Obama may think legalization is “not the answer” but, in the case of marijuana, it seems like an inevitability. Just look at the demographics. Support for legalization has been rising steadily for years, and the younger a person is the more likely they are to be in favor of regulating and taxing the stuff like alcohol. Many believe it's just a matter of time before states start getting rid of their marijuana laws one by one, just as  Colorado and Washington may do this November when the matter is put to a vote. The least Obama could do is try to position himself a little closer to the right side of history.

When it comes to harder drugs, things get a little more complicated. Full legalization might not be the best way to deal with those, but the current system certainly isn’t working either. Treating drug addicts like criminals is a terrible way to deal with the problem of drug abuse, and its time for the United States to shift its focus. Drug abuse needs to be dealt with as an issue of public health, not an issue of criminal justice.

A bold shift in drug policy might sound radical, but it really isn’t. We would not be wading into the waters blindly, as other nations have tried alternative approaches with a great degree of success.

Take a look at Portugal. Over 10 years ago, amidst an epidemic of drug addiction, Portugal decided to try something new. They decriminalized possession of all drugs and began to treat addicts like patients instead of criminals. Rather than sending them to a courthouse to be charged with a crime, Portugal started sending its drugs users to panels composed of health care professionals, social workers and judges. If the panel concluded that the user was in need of treatment they then determined the course of treatment necessary.
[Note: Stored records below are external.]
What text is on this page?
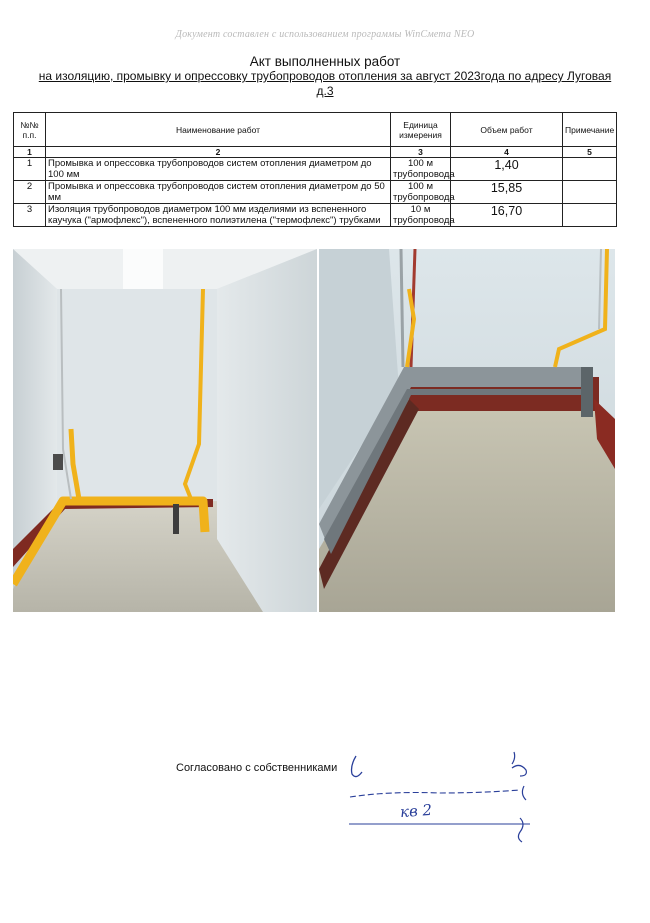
Документ составлен с использованием программы WinСмета NEO
Акт выполненных работ
на изоляцию, промывку и опрессовку трубопроводов отопления за август 2023года по адресу Луговая д.3
№№ п.п.	Наименование работ	Единица измерения	Объем работ	Примечание
1	2	3	4	5
1	Промывка и опрессовка трубопроводов систем отопления диаметром до 100 мм	100 м трубопровода	1,40	
2	Промывка и опрессовка трубопроводов систем отопления диаметром до 50 мм	100 м трубопровода	15,85	
3	Изоляция трубопроводов диаметром 100 мм изделиями из вспененного каучука ("армофлекс"), вспененного полиэтилена ("термофлекс") трубками	10 м трубопровода	16,70	
Согласовано с собственниками
кв 2
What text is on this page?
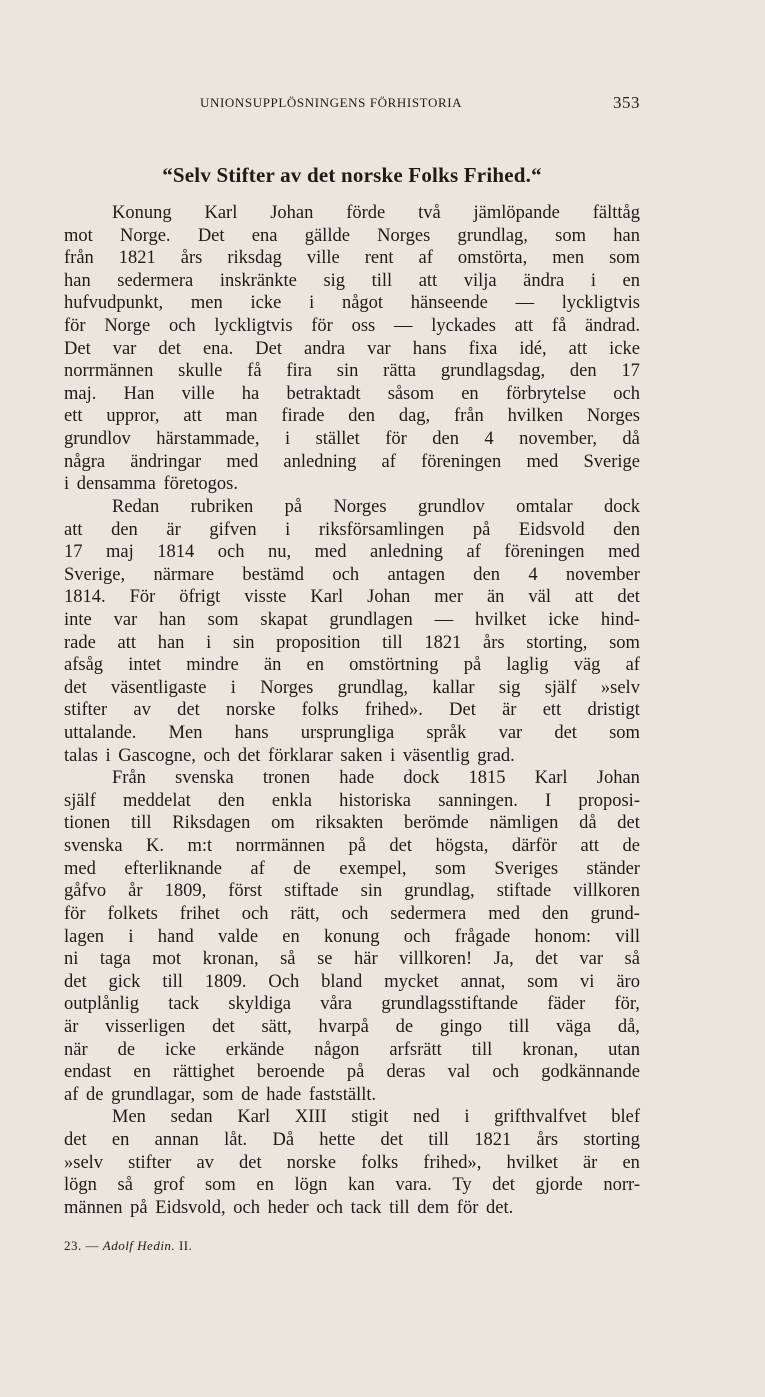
UNIONSUPPLÖSNINGENS FÖRHISTORIA	353
“Selv Stifter av det norske Folks Frihed.“
Konung Karl Johan förde två jämlöpande fälttåg
mot Norge. Det ena gällde Norges grundlag, som han
från 1821 års riksdag ville rent af omstörta, men som
han sedermera inskränkte sig till att vilja ändra i en
hufvudpunkt, men icke i något hänseende — lyckligtvis
för Norge och lyckligtvis för oss — lyckades att få ändrad.
Det var det ena. Det andra var hans fixa idé, att icke
norrmännen skulle få fira sin rätta grundlagsdag, den 17
maj. Han ville ha betraktadt såsom en förbrytelse och
ett uppror, att man firade den dag, från hvilken Norges
grundlov härstammade, i stället för den 4 november, då
några ändringar med anledning af föreningen med Sverige
i densamma företogos.
Redan rubriken på Norges grundlov omtalar dock
att den är gifven i riksförsamlingen på Eidsvold den
17 maj 1814 och nu, med anledning af föreningen med
Sverige, närmare bestämd och antagen den 4 november
1814. För öfrigt visste Karl Johan mer än väl att det
inte var han som skapat grundlagen — hvilket icke hind-
rade att han i sin proposition till 1821 års storting, som
afsåg intet mindre än en omstörtning på laglig väg af
det väsentligaste i Norges grundlag, kallar sig själf »selv
stifter av det norske folks frihed». Det är ett dristigt
uttalande. Men hans ursprungliga språk var det som
talas i Gascogne, och det förklarar saken i väsentlig grad.
Från svenska tronen hade dock 1815 Karl Johan
själf meddelat den enkla historiska sanningen. I proposi-
tionen till Riksdagen om riksakten berömde nämligen då det
svenska K. m:t norrmännen på det högsta, därför att de
med efterliknande af de exempel, som Sveriges ständer
gåfvo år 1809, först stiftade sin grundlag, stiftade villkoren
för folkets frihet och rätt, och sedermera med den grund-
lagen i hand valde en konung och frågade honom: vill
ni taga mot kronan, så se här villkoren! Ja, det var så
det gick till 1809. Och bland mycket annat, som vi äro
outplånlig tack skyldiga våra grundlagsstiftande fäder för,
är visserligen det sätt, hvarpå de gingo till väga då,
när de icke erkände någon arfsrätt till kronan, utan
endast en rättighet beroende på deras val och godkännande
af de grundlagar, som de hade fastställt.
Men sedan Karl XIII stigit ned i grifthvalfvet blef
det en annan låt. Då hette det till 1821 års storting
»selv stifter av det norske folks frihed», hvilket är en
lögn så grof som en lögn kan vara. Ty det gjorde norr-
männen på Eidsvold, och heder och tack till dem för det.
23. — Adolf Hedin. II.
While the new law was controversial in Portugal at the time that it was passed, this is no longer the case. Decriminalizing drugs and shifting the focus to treatment instead of incarceration has been a success by almost every measure. The number of people addicted to hard drugs has been cut in half since its peak in the 1990’s, the rate of HIV transmission has decreased significantly, the number of overdose deaths has fallen, the number of petty crimes committed by drug addicts has decreased and the level of drug use by young people has fallen.

This isn’t to say that a similar law would have the exact same effects in the United States, but when you’re failing miserably it's not a bad idea to take suggestions from the people who are doing well. Whatever your opinion may be on legalization, there’s no denying that our current system of drug prohibition has not come close to meeting any of its stated goals.

The time has come to try something new. If the rest of the world is going to move forward then President Obama should have us leading the way -- not holding everyone else back.